Some 18,000 pre-owned homes sold in Shanghai last month, down 40% from a year earlier, the biggest drop so far this year… 

The total value of the deals fell 44% to CNY57.4 billion (USD8.9 billion). 

The average price was CNY3.18 million (USD492,000), a 7% drop… 

In Shenzhen, sales fell for the fifth straight month, plunging 82% to a 10-year low of 2,043 units…

The number of deals also fell in Beijing, dropping 10.7% from July to 15,942 units. 

Guangzhou, another first-tier city, recorded 7,000 new home sales, the lowest in the past 15 months.”

U.S. equities markets were under some broad-based selling pressure. 

The VIX spiked into Friday’s close, ending the week at almost 21. 

Curiously, U.S. corporate Credit was bullet proof. 

Still dancing… 

September 10 – Bloomberg (Brian Smith): 

“The U.S. investment-grade primary market completed its busiest week in history after an eyebrow-raising 54 high-grade companies sold debt in just four days to break the record for number of deals… 

Weekly volume of $77.8bn ranks fifth all time, trailing only four weeks in 2020 when issuers rushed to the capital markets in search of liquidity… 

Bond sales nearly doubled projections of $40bn-45bn, accounting for more than half of the $140bn expected for the entire month…”

September 10 – Bloomberg (Lisa Lee): 

“The leveraged finance market is bracing for a surge in new deals, fueled by booming demand for M&A financing and investors hungry to get their hands on anything offering an alternative to rock-bottom interest rates. 

September could see as much as $110 billion of U.S. high- yield bond and leveraged loan sales, according to bankers…, making it one of the busiest months in years. 

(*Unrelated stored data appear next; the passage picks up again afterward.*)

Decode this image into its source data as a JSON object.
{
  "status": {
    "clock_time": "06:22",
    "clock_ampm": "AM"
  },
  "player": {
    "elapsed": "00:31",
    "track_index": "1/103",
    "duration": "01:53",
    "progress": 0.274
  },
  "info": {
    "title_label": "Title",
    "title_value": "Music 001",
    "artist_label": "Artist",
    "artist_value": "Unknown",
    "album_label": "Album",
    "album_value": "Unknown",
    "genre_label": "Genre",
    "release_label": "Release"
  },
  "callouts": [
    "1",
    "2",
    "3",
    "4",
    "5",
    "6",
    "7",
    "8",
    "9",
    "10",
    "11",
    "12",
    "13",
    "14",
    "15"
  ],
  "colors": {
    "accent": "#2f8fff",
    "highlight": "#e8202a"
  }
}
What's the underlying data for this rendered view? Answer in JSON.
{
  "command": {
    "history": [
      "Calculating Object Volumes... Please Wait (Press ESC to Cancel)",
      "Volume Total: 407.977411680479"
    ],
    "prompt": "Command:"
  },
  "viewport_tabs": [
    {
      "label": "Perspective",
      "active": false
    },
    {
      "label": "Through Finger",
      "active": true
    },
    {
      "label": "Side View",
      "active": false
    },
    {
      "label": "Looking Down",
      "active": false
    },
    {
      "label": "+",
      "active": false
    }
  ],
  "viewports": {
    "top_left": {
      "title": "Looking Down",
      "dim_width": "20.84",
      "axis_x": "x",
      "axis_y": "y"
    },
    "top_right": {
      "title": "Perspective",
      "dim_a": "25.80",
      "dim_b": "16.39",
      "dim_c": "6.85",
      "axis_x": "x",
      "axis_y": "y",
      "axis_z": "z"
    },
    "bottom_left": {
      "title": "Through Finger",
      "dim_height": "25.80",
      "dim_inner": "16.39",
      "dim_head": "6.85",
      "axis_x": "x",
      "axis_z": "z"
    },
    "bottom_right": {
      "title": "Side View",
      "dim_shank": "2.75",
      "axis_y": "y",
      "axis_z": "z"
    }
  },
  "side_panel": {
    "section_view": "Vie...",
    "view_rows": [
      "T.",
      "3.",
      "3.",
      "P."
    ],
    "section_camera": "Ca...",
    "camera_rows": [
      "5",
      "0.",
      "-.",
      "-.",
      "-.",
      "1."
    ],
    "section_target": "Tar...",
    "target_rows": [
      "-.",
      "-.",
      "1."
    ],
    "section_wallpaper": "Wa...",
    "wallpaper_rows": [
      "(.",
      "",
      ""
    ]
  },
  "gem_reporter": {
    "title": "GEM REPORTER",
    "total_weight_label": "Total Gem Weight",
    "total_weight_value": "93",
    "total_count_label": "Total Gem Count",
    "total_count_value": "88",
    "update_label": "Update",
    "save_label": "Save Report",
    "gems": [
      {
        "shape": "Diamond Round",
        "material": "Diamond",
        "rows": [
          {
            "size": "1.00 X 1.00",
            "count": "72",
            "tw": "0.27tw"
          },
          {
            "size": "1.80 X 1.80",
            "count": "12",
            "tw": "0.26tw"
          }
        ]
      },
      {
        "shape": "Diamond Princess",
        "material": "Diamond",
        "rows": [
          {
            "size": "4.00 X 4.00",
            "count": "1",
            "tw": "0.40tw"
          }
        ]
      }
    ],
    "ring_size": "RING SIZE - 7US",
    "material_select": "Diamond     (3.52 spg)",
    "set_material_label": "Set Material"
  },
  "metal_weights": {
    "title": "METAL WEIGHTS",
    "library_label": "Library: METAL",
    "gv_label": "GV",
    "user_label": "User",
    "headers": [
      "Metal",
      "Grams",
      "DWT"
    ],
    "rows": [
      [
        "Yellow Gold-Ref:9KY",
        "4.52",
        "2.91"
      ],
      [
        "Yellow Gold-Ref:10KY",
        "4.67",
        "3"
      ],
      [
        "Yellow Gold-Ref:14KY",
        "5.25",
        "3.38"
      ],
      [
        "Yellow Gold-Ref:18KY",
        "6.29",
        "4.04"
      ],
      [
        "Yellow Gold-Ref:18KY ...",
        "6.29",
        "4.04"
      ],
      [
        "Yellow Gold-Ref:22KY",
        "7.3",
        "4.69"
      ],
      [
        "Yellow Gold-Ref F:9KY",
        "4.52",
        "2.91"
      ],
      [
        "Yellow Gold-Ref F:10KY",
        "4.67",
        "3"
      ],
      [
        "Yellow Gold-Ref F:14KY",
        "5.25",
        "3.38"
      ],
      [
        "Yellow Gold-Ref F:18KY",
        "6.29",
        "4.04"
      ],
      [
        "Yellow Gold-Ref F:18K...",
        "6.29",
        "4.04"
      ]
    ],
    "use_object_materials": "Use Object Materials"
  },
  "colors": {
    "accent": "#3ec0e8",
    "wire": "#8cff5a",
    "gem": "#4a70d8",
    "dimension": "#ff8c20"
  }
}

The leveraged loan market already saw 12 deals launch on Tuesday, and there’s little sign the deluge is set to slow anytime soon… 

The impending onslaught adds to what’s already been a historic year. U.S. junk-bond issuance of about $346 billion is on pace to surpass last year’s record $432 billion. 

Leveraged loan supply of around $400 billion, excluding repricings, is already the most since Bloomberg began tracking the data in 2013.”

Off the charts bond issuance. 

Euphoric. 

August job openings “JOLTS” data were reported Wednesday, with a record 10.934 million unfilled positions. 

August Producer Prices rose at a stronger-than-expected 8.3% annual rate (China’s up a larger-than-expected 9.5%). 

National home prices were reported up 18% y-o-y, the strongest annual housing inflation in the 45-year history of the data series. 

And the latest thinking is the Fed will pass on beginning tapering at its September 22nd meeting. 

Why is the Fed dragging its heels? 

It was reported this week that a number of Fed officials have been actively trading their stock accounts. 

For an institution in the process of destroying its credibility, they should be smarter than that.